Говорил он без напряжения, непривычно виновато, будто знал, что я приду к нему и выскажу свое отношение к происшествию, и укажу, где он перегнул и перестраховался…

– А когда на твоей шее партия висит! – он хлопнул себя по шее. – Когда ты за сорок душ в ответе и каждому должен угодить, с каждым контакт наладить – по-другому соображать начнешь. А работа? А план? А хозяйство?.. Я во сне, Мельников, не жену свою вижу, а работу. Кошмар какой-то… Когда-то жена снилась… Ты плохо себе представляешь, что значит руководить людьми, тем более в полевых условиях. Ты на все глядишь со стороны: этот правильно делает, этот неправильно. Ты как наблюдатель. Мне бы тоже стоять да за кем-то посматривать, да потом свои претензии кому-то высказывать. Но мне работать с этими людьми надо! Я вот сажусь иногда и самому себе делаю внушение, ругаю, матерю… Постороннему, видишь, легче…

Мне показалось, что он оправдывается, а вернее, ищет объяснения своим действиям.

– Мне зимовщиков устраивать надо, обеспечить, снабдить, наладить работу, – продолжал начальник. – А тут еще Ладецкий!.. И Худяков этот… И Зайцев… Все враз и на одну голову.

– Короче, я охранять его больше не собираюсь, – я подтолкнул ружье в угол. – Он и так никуда не сбежит.

Сонно заворочался Прохоров, бормотнул что-то, ругнулся, вздохнул. Я пошел к двери.

– Погоди… – остановил Пухов и, сделав паузу, попросил: – Ты это… Зайцева пошли-ка сюда. Скажи, я прошу… Пусть не сердится на меня.

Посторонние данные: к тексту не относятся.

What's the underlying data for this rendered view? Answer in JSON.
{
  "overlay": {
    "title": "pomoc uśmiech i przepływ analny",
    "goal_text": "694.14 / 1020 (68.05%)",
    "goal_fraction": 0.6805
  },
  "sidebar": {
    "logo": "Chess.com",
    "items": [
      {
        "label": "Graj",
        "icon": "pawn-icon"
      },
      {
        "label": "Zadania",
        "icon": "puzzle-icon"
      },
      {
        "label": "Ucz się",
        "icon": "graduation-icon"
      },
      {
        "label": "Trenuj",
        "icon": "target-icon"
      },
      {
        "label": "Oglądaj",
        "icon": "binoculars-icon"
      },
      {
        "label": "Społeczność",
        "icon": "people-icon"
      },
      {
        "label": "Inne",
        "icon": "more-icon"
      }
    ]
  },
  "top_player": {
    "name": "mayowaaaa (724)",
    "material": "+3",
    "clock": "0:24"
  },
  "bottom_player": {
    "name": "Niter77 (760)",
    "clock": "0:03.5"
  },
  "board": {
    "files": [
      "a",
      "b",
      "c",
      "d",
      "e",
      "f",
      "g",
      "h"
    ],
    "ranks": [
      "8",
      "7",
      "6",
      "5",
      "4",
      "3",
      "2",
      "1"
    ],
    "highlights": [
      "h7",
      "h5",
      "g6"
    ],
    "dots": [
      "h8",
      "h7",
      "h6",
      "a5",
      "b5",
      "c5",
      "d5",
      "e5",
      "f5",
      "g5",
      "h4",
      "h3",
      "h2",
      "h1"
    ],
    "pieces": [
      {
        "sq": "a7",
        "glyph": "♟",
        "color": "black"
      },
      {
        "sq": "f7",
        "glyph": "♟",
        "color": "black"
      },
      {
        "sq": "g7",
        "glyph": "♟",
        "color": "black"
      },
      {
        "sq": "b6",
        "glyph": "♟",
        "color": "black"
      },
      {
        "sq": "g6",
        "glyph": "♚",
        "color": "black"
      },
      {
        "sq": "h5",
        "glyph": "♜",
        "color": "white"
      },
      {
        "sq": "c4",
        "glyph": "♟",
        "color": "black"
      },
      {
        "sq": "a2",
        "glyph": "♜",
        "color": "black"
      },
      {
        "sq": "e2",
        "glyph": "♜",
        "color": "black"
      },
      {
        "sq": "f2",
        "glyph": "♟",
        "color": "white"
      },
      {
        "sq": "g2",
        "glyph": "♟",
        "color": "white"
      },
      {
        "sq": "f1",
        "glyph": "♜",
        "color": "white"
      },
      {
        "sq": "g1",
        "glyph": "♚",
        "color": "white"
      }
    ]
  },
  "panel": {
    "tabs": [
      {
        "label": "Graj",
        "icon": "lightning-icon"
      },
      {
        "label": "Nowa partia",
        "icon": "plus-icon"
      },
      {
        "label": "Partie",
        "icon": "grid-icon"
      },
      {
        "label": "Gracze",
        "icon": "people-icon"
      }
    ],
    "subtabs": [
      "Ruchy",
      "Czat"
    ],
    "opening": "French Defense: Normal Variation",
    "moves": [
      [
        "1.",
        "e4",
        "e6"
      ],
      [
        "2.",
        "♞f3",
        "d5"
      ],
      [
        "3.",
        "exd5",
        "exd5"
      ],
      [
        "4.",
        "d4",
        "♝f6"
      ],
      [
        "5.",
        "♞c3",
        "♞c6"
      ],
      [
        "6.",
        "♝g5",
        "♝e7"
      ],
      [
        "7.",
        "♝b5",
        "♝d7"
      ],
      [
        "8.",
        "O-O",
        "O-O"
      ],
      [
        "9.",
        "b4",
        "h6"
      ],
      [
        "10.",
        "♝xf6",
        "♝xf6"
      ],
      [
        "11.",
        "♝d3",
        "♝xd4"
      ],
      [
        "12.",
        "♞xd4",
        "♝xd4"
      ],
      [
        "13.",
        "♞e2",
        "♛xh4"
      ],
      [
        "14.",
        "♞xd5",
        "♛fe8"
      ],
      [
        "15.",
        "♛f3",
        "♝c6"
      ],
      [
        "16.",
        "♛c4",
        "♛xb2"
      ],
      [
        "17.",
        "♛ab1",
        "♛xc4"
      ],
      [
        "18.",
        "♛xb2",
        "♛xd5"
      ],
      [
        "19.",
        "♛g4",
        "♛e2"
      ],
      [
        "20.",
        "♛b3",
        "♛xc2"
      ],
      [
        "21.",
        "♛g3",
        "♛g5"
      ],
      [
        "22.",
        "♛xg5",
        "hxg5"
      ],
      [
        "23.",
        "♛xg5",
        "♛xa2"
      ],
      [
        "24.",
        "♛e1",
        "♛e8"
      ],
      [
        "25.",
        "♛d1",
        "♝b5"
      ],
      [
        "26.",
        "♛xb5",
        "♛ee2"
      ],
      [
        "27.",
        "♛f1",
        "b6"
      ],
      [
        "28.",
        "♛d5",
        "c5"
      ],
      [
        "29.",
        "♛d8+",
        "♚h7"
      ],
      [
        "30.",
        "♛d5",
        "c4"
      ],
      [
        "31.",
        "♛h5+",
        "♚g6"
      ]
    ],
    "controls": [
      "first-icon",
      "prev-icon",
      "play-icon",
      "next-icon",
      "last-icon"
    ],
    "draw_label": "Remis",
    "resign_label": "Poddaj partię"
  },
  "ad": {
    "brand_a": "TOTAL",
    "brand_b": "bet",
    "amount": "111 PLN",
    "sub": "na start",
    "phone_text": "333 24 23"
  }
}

Я не совсем понял, за что может сердиться на Пухова Гриша, но когда пришел в свою палатку – все прояснилось. Между нашими раскладушками стоял Гришин взломанный ящик. Содержимое ящика – какие-то бумаги, папки, свертки, пакеты с фотографиями – все было вытряхнуто и рассыпано по полу. Сам Гриша лежал на кровати, отвернувшись к стене, и походил на одну из брошенных бумажек. Зачем понадобился Пухову этот обыск? Зачем ему надо было знать, что хранит в своем ящике Гриша?.. Я сел на раскладушку, и взгляд уперся в рассыпанные веером Почетные грамоты и дипломы: «Шеф-повару ресторана «Метрополь»…», «Заведующему производством Зайцеву Григорию Александровичу…», «Дипломом первой степени награждается…»…

– Он что же, обыскивал тебя? – тихо спросил я и вытащил одну из фотографий: Гриша в смокинге, с бабочкой…

– Нет… – проронил Гриша. – Пришел и говорит, а ну признавайся, что у тебя за душой?.. А что у меня за душой? Я ему ящик вытряхнул…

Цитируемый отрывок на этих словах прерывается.